In a word: exhilarating. I have been very fortunate throughout my entire career. As a young lawyer, I was fortunate to work with, and learn from, great lawyers in New York and Panama, while advising superb clients in challenging transactions. In my mid-years, I was also fortunate that my partners gave me the opportunity to focus on the business of law and contribute to the shaping of the organisational structure, systems, processes, teams and direction of the firm, as I also embarked in drafting Panama’s securities laws and established a new capital markets practice group. And, these days, I am fortunate to be able to collaborate with clients in a different capacity, serving on the boards of the Panama Canal, Banco General (the largest Panamanian-owned bank), Bladex (the only Panamanian bank listed on the NYSE) and other organisations.

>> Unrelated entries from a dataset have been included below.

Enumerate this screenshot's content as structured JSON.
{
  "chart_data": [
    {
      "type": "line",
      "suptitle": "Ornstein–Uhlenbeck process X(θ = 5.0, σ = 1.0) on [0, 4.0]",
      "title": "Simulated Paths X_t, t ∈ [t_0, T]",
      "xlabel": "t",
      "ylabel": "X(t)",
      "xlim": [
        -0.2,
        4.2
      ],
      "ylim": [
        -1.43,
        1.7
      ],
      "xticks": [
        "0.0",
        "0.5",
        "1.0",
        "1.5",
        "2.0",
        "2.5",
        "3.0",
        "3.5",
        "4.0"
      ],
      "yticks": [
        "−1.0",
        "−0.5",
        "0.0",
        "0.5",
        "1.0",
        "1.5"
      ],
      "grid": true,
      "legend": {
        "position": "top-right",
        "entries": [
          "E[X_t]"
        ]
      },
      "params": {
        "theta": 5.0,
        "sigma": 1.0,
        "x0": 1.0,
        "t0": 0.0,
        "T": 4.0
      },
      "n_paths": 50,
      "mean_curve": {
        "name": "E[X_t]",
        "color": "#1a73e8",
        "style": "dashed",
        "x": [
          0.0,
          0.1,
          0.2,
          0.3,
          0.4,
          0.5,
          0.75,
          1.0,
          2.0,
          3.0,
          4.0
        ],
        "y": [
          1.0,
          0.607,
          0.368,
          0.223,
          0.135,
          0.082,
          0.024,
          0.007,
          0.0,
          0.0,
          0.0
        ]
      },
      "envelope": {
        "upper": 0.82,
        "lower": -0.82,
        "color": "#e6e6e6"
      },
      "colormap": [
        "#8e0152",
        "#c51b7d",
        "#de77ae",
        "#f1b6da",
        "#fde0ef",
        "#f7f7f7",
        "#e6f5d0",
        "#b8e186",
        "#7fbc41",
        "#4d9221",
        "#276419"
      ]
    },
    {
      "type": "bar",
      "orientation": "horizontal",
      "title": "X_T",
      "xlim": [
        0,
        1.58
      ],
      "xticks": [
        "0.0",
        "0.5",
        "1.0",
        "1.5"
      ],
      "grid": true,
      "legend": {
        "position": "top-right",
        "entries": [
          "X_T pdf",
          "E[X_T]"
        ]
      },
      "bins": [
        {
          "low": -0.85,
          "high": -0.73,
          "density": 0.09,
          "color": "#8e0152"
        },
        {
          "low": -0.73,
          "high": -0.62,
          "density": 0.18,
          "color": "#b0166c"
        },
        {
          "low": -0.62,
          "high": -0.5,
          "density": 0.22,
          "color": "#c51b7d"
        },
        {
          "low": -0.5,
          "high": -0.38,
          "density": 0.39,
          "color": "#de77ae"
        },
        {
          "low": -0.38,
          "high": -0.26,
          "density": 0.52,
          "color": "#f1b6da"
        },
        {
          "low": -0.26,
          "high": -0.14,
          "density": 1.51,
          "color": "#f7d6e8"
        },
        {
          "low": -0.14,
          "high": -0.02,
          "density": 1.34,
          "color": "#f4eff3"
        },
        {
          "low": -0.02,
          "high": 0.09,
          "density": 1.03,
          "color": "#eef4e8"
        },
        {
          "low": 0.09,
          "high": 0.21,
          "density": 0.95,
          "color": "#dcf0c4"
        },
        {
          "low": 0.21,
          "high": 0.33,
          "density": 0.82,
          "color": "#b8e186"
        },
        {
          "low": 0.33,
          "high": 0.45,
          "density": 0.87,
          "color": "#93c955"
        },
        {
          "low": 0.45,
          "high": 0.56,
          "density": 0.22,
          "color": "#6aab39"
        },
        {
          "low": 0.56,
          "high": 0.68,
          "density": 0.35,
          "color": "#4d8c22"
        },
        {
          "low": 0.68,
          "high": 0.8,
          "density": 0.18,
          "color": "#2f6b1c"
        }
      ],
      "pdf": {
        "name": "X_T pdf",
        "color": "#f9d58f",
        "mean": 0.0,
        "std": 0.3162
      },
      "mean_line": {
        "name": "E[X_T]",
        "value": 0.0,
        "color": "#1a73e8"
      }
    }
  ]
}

Yes, I have, indeed, been very fortunate and lucky in my career and for that I am thankful.
What do you enjoy most about being a lawyer in your practice area?
Structuring, creating and innovating. There is always room for improvement. There is always a way of doing things differently and better. There is always a solution to a problem. It only takes a drawing board, a pencil, a little passion and some time.
What is the most challenging case or transaction you have ever worked on and why?
This is difficult to say. There have been so many, so challenging and so interesting. But I guess that I will never forget my participation, in 1992 and 1994, in the initial and secondary public offerings of Bladex, the first Latin American bank to do a full registration of common stock on the New York Stock Exchange, and one day walking out of the offices of Rogers & Wells (now Clifford Chance) with a cheque for over $100 million in my hand, then standing in line before a teller to deposit the cheque in a Park Avenue bank. Times have changed.
What are the greatest challenges for lawyers in your practice area in your country this year?
The velocity of changes in today’s society, while many lawyers by education and training continue to feel more comfortable avoiding changes and burning energy arguing against them.
How do you expect your practice to evolve over the next five years?
This question would, perhaps, not have been an easy question to answer before covid-19, and it is almost impossible to answer with any degree of certainty these days. But I would not be surprised if, in the immediate future and for the next couple of years, we were focusing our attention on dealing with distressed financial markets, pushing the boundaries of existing laws and traditional legal theories as new financial instruments and financial markets move towards an even more digitalised world.
What do clients look for when selecting you as a lawyer?
Well, that is not a question for me to answer. And it is not a question that I have frequently asked clients, so I wouldn’t know. But, if I have to speculate for the sake of answering the question, I would like to believe that trying to deliver straightforward, practical advice to clients had something to do with it.
How would you like your law firm to develop in the coming years?
Sometimes I reflect on how the practice of law would be if we dared to bring bankers into the office to be part of our banking and finance practice group; or real estate developers to be part of our real estate team; or a former head of the human resources department of a large multinational company to be part of our labour and employment law department; or even the founder of a failed start-up company to lead a fintech practice group. I believe we and our clients would benefit tremendously from the views that these non-lawyers, as part of the team, would bring to the understanding of, and solutions to, our clients’ problems.
You have enjoyed a very distinguished career so far. What would you like to achieve that you have not yet accomplished?
Research and write a book on historical events of interest to me.